By contrast, we can detect thousands of distinct scents, perceiving them through a complex process, which makes it easy to disrupt. How it worked was a mystery until the early 1990’s, when Dr. Richard Axel and Dr. Linda Buck, unraveled the network that governs our sense of smell. It starts with the family of 350 odor receptors clustered at the top of the nasal cavity. There are thousands of specific aromas, and only a single molecule is needed to light up one or more receptors.

Smell sensitivity varies widely from individual to individual thanks to quirks of physiology. Some people are “smell blind” to certain chemicals, such as TCA, or cork taint, for example. We now know that the ability to smell fades much more than the ability to taste. Taste is our most stable sense. There’s some evidence the number of taste-buds declines with age, but people may not notice this because they’re scattered throughout your mouth. If you add in the physical sensations of texture, you can still discern much from a mouthful of wine.

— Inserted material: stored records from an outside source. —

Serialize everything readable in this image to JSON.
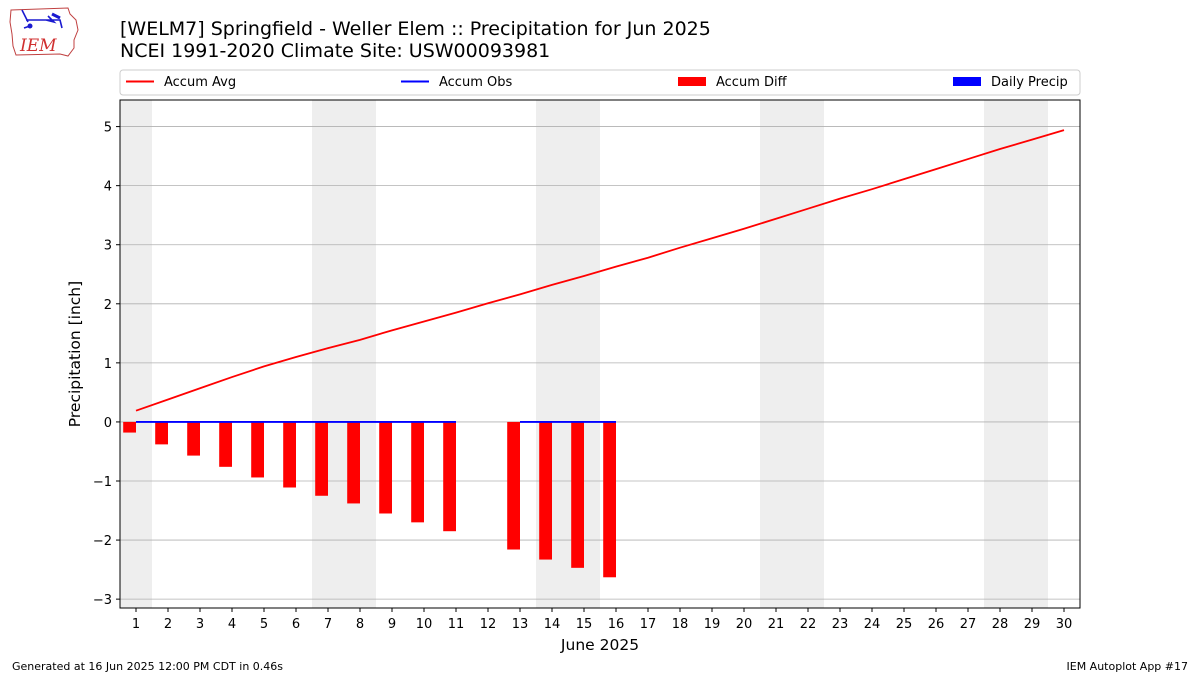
{
  "header": {
    "title_line1": "[WELM7] Springfield - Weller Elem :: Precipitation for Jun 2025",
    "title_line2": "NCEI 1991-2020 Climate Site: USW00093981",
    "logo_text": "IEM"
  },
  "footer": {
    "left": "Generated at 16 Jun 2025 12:00 PM CDT in 0.46s",
    "right": "IEM Autoplot App #17"
  },
  "colors": {
    "accum_avg": "#ff0000",
    "accum_obs": "#0000ff",
    "accum_diff": "#ff0000",
    "daily_precip": "#0000ff",
    "weekend_shade": "#eeeeee",
    "grid": "#b0b0b0"
  },
  "chart_data": {
    "type": "line",
    "xlabel": "June 2025",
    "ylabel": "Precipitation [inch]",
    "xlim": [
      0.5,
      30.5
    ],
    "ylim": [
      -3.15,
      5.45
    ],
    "x_ticks": [
      1,
      2,
      3,
      4,
      5,
      6,
      7,
      8,
      9,
      10,
      11,
      12,
      13,
      14,
      15,
      16,
      17,
      18,
      19,
      20,
      21,
      22,
      23,
      24,
      25,
      26,
      27,
      28,
      29,
      30
    ],
    "y_ticks": [
      -3,
      -2,
      -1,
      0,
      1,
      2,
      3,
      4,
      5
    ],
    "y_tick_labels": [
      "−3",
      "−2",
      "−1",
      "0",
      "1",
      "2",
      "3",
      "4",
      "5"
    ],
    "grid": "horizontal",
    "legend_position": "top, above plot",
    "weekend_shading": [
      [
        0.5,
        1.5
      ],
      [
        6.5,
        8.5
      ],
      [
        13.5,
        15.5
      ],
      [
        20.5,
        22.5
      ],
      [
        27.5,
        29.5
      ]
    ],
    "legend": [
      "Accum Avg",
      "Accum Obs",
      "Accum Diff",
      "Daily Precip"
    ],
    "series": [
      {
        "name": "Accum Avg",
        "kind": "line",
        "x": [
          1,
          2,
          3,
          4,
          5,
          6,
          7,
          8,
          9,
          10,
          11,
          12,
          13,
          14,
          15,
          16,
          17,
          18,
          19,
          20,
          21,
          22,
          23,
          24,
          25,
          26,
          27,
          28,
          29,
          30
        ],
        "values": [
          0.19,
          0.38,
          0.57,
          0.76,
          0.94,
          1.1,
          1.25,
          1.39,
          1.55,
          1.7,
          1.85,
          2.01,
          2.16,
          2.32,
          2.47,
          2.63,
          2.78,
          2.95,
          3.11,
          3.27,
          3.44,
          3.61,
          3.78,
          3.94,
          4.11,
          4.28,
          4.45,
          4.62,
          4.78,
          4.94
        ]
      },
      {
        "name": "Accum Obs",
        "kind": "line",
        "x": [
          1,
          2,
          3,
          4,
          5,
          6,
          7,
          8,
          9,
          10,
          11,
          13,
          14,
          15,
          16
        ],
        "values": [
          0,
          0,
          0,
          0,
          0,
          0,
          0,
          0,
          0,
          0,
          0,
          0,
          0,
          0,
          0
        ]
      },
      {
        "name": "Accum Diff",
        "kind": "bar",
        "x": [
          1,
          2,
          3,
          4,
          5,
          6,
          7,
          8,
          9,
          10,
          11,
          13,
          14,
          15,
          16
        ],
        "values": [
          -0.18,
          -0.38,
          -0.57,
          -0.76,
          -0.94,
          -1.11,
          -1.25,
          -1.38,
          -1.55,
          -1.7,
          -1.85,
          -2.16,
          -2.33,
          -2.47,
          -2.63
        ]
      },
      {
        "name": "Daily Precip",
        "kind": "bar",
        "x": [
          1,
          2,
          3,
          4,
          5,
          6,
          7,
          8,
          9,
          10,
          11,
          13,
          14,
          15,
          16
        ],
        "values": [
          0,
          0,
          0,
          0,
          0,
          0,
          0,
          0,
          0,
          0,
          0,
          0,
          0,
          0,
          0
        ]
      }
    ]
  }
}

The taste we start losing first is our sense of bitterness. It declines in a measurable way over a lifetime for men, while for women it starts at menopause. Other studies have indicated that perception of salty tastes decreases more than sour and sweet ones. Wine professionals may compensate for a lessened ability to nose out nuances by relying on their experienced palates and detailed taste memories. California-based Dan Berger, 73, who’s been writing about wine for almost 40 years and organizes and judges wine competitions, believes his palate memory is “better than it has ever been” because the vast number of wines he’s tasted from around the world “conjure up sense memories I never had when I was younger.” This is one way that age can be a positive factor in how our brains read smell and taste signals.

Scores of older winemakers, importers, brokers and sommeliers are still using their noses and taste buds to make critical decisions on wines—a fact that should give ageing wine lovers reason to continue to have confidence in their own wine opinions.